France Télévisions, on the other hand, has four regular programs dedicated to cinema, including two on heritage cinema – one of them, “Cinéma de Minuit” is a national institution, which has existed for almost half a century, said Elodie Drouard. .

This terrestrial offer is supplemented by the France Télévisions platform,, which aims to “offer around 200 films per year, independently of our terrestrial offer”, she specified.

“What this allows us to do is to offer films where there is no positioning on terrestrial TV. For example, being a partner of the Lumière Festival gives us a golden opportunity to show the diversity of heritage cinema: If you visit our platform, you will discover the documentary “Histoire(s) du Cinéma” by Godard and some of his short films, as well as a collection of seven films by Wim Wenders and ‘Big Fish’ by Tim Burton,” she said.

Burton is the recipient of the festival’s Lumière Lifetime Achievement Award at this year’s edition.

Film festivals like Lumière, and especially Cannes, are ideal partner meetings for channels and studios to boost the visibility of heritage films.

“It’s part of our business model,” said Olivier Snanouj, who explained that alongside his daily collaborations with French distributors and the Cinémathèque française, Warner Bros France also uses festivals as a springboard for his restorations.

These range from cult classics like Stanley Kubrick’s ‘2001: A Space Odyssey’, whose recent restoration was overseen by Christopher Nolan and released to much fanfare as part of the Cannes Classics sidebar at the 2020 Cannes Film Festival, to Sydney Lumet’s restorations published to coincide with this edition of Lumière, and lesser-known works.

“Several years ago, [late Lumière fest president] At the request of Bertrand Tavernier, we released 10 copies of films from before the Code era which were not very well known, which had a theatrical release at Lumière”, explains Snanoudj.

Another source of revenue is the sale of DVDs and Blu-Rays of heritage films, which are helping support the declining home video market. “Digitization has played a huge role,” Snanoudj said. “Before the ’80s, studios didn’t care about legacy films. With the advent of DVDs and bonus sets, everyone started looking for content in their catalogs and realized that there was a need to restore movies. Thanks to DVDs and dedicated platforms, as well as certain TV slots, there is a constant demand for heritage films, and that’s reassuring.

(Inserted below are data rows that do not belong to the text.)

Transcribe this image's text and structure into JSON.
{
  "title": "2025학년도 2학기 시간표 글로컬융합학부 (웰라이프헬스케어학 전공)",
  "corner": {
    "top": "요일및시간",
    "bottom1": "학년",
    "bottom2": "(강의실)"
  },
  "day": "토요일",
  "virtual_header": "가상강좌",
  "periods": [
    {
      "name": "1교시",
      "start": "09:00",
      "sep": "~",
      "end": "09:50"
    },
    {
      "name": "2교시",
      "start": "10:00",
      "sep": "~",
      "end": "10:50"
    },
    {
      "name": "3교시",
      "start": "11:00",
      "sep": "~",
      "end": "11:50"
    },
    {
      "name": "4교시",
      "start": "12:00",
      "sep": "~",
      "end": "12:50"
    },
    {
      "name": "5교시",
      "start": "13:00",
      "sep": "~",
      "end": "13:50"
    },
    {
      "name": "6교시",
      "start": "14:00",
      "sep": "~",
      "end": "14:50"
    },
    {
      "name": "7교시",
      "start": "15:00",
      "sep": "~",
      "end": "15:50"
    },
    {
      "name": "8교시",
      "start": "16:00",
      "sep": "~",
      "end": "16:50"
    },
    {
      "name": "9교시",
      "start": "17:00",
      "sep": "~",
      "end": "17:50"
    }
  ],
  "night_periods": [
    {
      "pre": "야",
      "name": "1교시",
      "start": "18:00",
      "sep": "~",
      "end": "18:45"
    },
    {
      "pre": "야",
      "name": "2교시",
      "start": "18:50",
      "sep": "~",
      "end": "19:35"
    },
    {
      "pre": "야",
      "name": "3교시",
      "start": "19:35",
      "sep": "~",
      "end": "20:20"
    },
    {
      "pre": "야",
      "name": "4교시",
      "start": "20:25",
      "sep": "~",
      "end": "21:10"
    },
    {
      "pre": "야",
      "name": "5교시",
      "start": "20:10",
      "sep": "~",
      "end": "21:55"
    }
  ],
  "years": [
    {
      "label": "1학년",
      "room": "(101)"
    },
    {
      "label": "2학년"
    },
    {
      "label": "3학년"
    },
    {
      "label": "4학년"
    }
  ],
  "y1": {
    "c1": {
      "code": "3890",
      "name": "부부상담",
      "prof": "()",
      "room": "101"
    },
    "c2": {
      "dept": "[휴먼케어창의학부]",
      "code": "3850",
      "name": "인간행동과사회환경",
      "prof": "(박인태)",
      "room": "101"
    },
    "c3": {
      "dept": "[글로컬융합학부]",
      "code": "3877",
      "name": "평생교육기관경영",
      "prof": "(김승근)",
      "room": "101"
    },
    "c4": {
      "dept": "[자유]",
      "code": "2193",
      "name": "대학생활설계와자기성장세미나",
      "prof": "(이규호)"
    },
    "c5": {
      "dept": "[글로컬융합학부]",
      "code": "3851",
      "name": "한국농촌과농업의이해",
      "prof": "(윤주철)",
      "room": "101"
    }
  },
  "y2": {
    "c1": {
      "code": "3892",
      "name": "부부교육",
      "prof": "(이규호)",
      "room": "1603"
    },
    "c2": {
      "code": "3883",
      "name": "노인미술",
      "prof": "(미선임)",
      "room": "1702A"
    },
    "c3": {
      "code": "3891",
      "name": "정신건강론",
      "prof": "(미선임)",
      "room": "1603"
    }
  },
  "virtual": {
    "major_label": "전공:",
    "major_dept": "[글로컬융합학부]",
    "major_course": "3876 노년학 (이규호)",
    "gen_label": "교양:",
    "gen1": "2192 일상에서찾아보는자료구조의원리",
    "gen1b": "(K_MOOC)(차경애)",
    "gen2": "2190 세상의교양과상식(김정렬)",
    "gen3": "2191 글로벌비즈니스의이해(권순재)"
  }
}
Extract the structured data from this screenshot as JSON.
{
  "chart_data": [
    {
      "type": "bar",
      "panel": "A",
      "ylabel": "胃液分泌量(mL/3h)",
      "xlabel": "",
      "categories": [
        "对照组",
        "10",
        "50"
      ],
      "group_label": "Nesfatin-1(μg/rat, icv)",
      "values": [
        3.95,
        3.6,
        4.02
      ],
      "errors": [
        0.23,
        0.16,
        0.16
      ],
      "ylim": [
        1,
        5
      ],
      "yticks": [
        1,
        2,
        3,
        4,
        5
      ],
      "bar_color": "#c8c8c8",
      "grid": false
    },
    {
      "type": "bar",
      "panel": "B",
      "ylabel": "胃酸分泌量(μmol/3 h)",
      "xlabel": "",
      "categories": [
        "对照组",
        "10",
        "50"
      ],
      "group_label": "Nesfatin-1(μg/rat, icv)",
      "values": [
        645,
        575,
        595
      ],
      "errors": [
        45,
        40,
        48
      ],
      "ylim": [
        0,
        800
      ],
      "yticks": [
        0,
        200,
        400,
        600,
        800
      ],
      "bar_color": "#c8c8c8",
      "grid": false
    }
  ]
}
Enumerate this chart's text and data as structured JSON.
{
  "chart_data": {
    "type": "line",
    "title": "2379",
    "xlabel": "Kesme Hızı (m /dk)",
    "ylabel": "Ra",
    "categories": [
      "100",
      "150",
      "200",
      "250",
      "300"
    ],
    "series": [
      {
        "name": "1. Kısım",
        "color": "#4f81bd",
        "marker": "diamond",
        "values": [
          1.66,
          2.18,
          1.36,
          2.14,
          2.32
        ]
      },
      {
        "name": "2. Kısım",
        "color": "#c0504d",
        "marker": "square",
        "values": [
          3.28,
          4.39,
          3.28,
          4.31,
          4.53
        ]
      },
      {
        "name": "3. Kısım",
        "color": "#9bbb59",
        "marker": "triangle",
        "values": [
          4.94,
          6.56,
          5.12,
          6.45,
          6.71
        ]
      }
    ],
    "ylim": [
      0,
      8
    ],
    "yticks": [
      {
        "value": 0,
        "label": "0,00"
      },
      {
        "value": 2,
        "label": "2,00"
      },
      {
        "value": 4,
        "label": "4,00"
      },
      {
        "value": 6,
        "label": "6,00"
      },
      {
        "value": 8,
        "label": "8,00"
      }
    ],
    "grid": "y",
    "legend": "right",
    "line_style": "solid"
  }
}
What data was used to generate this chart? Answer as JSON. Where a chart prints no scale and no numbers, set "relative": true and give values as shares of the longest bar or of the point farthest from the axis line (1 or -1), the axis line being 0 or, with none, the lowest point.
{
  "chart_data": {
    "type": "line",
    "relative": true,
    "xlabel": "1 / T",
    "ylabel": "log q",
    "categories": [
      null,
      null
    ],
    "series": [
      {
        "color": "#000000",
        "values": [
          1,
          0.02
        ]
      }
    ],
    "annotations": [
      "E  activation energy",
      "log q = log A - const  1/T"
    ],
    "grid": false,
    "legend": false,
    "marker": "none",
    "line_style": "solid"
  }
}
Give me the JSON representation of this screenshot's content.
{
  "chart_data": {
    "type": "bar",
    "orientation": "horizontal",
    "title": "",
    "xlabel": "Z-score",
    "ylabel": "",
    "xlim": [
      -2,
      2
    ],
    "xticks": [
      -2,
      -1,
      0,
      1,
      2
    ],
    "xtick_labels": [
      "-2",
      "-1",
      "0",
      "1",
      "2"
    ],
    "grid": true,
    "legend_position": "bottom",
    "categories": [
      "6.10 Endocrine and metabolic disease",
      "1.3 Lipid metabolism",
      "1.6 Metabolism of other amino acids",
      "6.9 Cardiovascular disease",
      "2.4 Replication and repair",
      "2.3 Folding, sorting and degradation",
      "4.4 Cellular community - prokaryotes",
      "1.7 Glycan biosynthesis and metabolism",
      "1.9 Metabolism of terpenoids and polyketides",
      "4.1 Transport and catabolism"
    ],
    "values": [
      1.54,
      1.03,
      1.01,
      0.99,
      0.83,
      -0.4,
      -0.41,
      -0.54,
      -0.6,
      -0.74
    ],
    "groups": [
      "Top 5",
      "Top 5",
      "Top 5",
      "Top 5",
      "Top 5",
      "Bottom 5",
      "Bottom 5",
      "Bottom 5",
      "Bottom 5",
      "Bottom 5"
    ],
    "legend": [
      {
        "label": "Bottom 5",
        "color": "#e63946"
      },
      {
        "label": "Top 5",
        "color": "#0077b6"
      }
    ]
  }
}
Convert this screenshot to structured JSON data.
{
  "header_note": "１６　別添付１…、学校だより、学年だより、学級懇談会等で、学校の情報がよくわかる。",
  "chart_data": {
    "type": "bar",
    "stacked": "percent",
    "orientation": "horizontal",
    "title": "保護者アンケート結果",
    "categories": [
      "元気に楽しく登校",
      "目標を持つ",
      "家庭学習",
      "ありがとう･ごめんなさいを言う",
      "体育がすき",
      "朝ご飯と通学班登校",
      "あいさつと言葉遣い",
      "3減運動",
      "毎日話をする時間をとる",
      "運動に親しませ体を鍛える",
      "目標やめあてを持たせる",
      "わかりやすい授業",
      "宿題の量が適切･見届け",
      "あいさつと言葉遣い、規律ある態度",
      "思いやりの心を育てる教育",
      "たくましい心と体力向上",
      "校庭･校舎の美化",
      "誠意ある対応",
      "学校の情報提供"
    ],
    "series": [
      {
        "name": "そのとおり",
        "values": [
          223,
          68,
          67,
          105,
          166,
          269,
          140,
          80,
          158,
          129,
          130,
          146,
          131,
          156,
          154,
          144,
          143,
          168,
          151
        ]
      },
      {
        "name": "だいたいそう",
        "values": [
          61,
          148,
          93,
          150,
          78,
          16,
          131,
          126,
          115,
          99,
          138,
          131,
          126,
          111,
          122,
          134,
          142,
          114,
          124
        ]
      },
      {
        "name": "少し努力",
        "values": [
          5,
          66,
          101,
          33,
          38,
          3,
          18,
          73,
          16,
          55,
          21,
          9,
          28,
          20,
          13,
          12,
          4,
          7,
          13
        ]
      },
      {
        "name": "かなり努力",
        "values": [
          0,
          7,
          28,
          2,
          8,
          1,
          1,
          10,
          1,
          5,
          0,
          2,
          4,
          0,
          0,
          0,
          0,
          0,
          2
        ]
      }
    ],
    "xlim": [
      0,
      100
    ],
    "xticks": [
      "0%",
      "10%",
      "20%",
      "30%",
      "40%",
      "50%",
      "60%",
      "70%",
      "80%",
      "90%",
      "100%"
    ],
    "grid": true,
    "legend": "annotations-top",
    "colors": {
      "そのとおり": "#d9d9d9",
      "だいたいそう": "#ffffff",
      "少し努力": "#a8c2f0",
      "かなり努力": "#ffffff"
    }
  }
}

While this may be the case, the MIFC panel and audience were quick to add that for this to happen it is vital that rights holders play the game, which remains a real challenge with most large studios.

Concluding the roundtable, panelists agreed on the need to educate young audiences through public policy programs and private initiatives, to ensure that film heritage remains a priority for generations to come.

The 10th edition of the MIFC de Lumière takes place alongside the Lumière Film Festival in Lyon, from October 19 to 21.